This is what could drive markets as Wall Street slides into summer

19-06-2017

This is what could drive markets as Wall Street slides into summer

Wall Street slides into summer with a light economic calendar but lots of Fed speakers in the week ahead. Market focus will remain on the technology stocks, which steadied Friday but were mixed after another bout of weakness. The S&P technology sector was the worst performing, down 1.1 percent for the week. There could also be more fallout from the big $13.7 billion Amazon bid for Whole Foods, which rattled stocks of retailers and food companies alike, wiping tens of billions from their market capitalization. There was speculation another buyer could emerge for Whole Foods, and its stock finished slightly above the $42 offered by Amazon. The Fed speakers will be important because of market concerns that the Fed is going forward with rate hikes at a time when inflation and other data are not quite up to expectations. Housing starts, retail sales, consumer inflation and consumer sentiment all missed forecasts in the past week, even though the Fed sounded confident in the economy and held onto its forecast for another rate hike this year and three in 2018. "It is a pretty light week in terms of news. People are probably still digesting the Fed meeting a little bit; the ultimate effect of that is likely to be a positive one, whether that shows up next week, I'm not sure. We have another rate hike under our belt," said Aaron Anderson, senior vice president, research at Fisher Investments.
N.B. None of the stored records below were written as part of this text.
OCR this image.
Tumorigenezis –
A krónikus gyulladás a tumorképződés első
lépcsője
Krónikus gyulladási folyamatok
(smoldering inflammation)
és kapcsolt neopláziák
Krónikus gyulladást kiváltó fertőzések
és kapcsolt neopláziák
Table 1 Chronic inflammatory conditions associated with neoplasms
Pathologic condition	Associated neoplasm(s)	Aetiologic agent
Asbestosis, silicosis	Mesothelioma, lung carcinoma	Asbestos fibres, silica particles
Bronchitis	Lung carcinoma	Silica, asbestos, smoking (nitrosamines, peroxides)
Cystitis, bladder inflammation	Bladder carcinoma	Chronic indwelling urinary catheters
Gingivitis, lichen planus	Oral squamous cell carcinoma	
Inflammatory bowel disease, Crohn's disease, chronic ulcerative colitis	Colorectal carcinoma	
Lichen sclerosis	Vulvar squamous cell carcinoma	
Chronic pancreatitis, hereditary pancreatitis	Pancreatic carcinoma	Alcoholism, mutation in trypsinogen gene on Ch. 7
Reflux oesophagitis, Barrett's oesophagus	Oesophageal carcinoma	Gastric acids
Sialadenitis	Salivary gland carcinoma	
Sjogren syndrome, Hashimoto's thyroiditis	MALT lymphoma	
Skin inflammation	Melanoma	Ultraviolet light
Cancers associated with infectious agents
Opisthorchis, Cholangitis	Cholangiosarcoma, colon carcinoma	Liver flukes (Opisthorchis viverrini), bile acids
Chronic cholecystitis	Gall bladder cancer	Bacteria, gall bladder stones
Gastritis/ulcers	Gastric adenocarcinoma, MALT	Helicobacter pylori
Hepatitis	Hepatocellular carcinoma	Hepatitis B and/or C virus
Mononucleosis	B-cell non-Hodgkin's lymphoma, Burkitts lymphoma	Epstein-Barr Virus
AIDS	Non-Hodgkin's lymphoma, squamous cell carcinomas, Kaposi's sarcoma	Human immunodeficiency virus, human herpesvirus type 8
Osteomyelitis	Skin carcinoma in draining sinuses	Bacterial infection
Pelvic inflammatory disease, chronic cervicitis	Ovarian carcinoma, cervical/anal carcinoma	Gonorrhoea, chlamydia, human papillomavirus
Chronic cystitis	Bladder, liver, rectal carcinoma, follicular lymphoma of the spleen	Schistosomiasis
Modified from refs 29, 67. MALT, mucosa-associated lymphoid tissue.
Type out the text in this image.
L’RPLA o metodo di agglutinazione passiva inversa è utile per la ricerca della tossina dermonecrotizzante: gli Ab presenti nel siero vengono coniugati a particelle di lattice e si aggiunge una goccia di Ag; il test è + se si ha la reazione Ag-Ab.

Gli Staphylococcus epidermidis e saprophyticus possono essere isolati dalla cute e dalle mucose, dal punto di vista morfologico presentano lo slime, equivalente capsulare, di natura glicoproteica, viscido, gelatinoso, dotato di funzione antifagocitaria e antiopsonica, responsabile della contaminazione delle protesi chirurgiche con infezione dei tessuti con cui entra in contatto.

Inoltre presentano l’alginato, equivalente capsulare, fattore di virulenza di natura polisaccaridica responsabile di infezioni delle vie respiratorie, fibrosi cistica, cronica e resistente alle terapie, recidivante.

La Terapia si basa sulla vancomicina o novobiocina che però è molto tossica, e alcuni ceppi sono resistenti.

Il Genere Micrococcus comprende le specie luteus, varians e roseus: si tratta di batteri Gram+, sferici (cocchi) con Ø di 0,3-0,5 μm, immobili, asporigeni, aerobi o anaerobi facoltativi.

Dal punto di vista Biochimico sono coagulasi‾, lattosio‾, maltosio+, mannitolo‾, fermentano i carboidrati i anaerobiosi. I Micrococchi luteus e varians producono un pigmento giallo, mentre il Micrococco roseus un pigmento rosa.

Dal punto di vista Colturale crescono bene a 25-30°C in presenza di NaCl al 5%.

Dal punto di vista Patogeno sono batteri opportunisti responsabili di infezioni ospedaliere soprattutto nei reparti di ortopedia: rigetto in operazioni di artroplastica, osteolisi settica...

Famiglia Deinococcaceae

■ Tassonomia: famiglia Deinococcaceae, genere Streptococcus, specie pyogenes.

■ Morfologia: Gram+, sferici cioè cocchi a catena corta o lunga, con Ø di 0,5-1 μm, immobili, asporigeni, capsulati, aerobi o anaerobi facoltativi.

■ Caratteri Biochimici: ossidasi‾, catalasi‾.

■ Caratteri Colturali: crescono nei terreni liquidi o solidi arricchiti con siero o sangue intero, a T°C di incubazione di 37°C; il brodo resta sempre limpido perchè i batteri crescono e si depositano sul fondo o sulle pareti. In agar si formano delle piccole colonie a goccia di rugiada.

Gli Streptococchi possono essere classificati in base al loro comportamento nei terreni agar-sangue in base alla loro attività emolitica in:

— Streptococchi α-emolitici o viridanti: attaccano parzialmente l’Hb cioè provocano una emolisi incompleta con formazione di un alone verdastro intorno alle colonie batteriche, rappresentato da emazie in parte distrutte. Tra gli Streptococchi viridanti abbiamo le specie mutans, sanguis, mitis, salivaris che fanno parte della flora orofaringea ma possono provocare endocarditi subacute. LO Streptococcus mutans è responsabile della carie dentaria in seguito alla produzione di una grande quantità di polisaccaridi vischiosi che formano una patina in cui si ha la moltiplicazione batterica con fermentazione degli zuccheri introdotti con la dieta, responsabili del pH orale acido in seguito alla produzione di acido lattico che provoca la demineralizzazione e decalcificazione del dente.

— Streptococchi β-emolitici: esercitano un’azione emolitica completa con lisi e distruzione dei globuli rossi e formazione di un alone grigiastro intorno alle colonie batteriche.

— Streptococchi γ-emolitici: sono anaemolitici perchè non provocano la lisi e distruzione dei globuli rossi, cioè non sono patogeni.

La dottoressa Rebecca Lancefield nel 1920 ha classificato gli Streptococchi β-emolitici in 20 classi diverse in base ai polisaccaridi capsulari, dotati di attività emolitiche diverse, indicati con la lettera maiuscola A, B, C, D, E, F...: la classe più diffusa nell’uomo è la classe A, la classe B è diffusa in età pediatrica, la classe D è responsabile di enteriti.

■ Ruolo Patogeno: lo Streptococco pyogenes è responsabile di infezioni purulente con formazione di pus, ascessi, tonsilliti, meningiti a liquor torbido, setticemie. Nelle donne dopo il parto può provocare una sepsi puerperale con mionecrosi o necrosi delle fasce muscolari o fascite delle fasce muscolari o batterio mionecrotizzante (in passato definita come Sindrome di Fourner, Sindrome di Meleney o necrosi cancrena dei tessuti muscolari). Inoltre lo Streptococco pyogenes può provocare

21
In the coming week, existing home sales will be important Wednesday, as will Friday's new home sales and manufacturing data from Markit. The half dozen Fed speakers, starting with New York Fed President William Dudley on Monday, will also be key, if they express any concern about recent economic weakness or suggest the Fed could slow down in any way. The price of oil could also be a factor, as traders watch to see whether it holds in the $45 per barrel level or falls closer to $40, considered a negative for stocks. West Texas Intermediate crude futures finished the week at $44.74 per barrel, off 2.4 percent for the week. Important for markets next week is MSCI's decision whether to include a group of China's mainland stocks in the MSCI Indexes, which underpin some large ETFs, such as the MSCI Emerging Markets ETF EEM. If approved, it would give investors easier access to investing in the mainland markets and create more liquidity for the shares. "It's very likely it could happen compared to last year. MSCI has lowered the bar for A share inclusion, and the big driver of this is the stock connect programs," said Peter Donisanu, Wells Fargo global market strategist. The stock connect programs link the Chinese mainland exchanges to the Hong Kong exchange, providing a way for foreign investors to trade stocks from the Shanghai and Shenzhen stock exchanges.

Stocks were mixed in the past week, with the S&P 500 ending up 0.1 percent at 2,433 but the Nasdaq down 0.9 percent at 6,151, on the weakness in tech.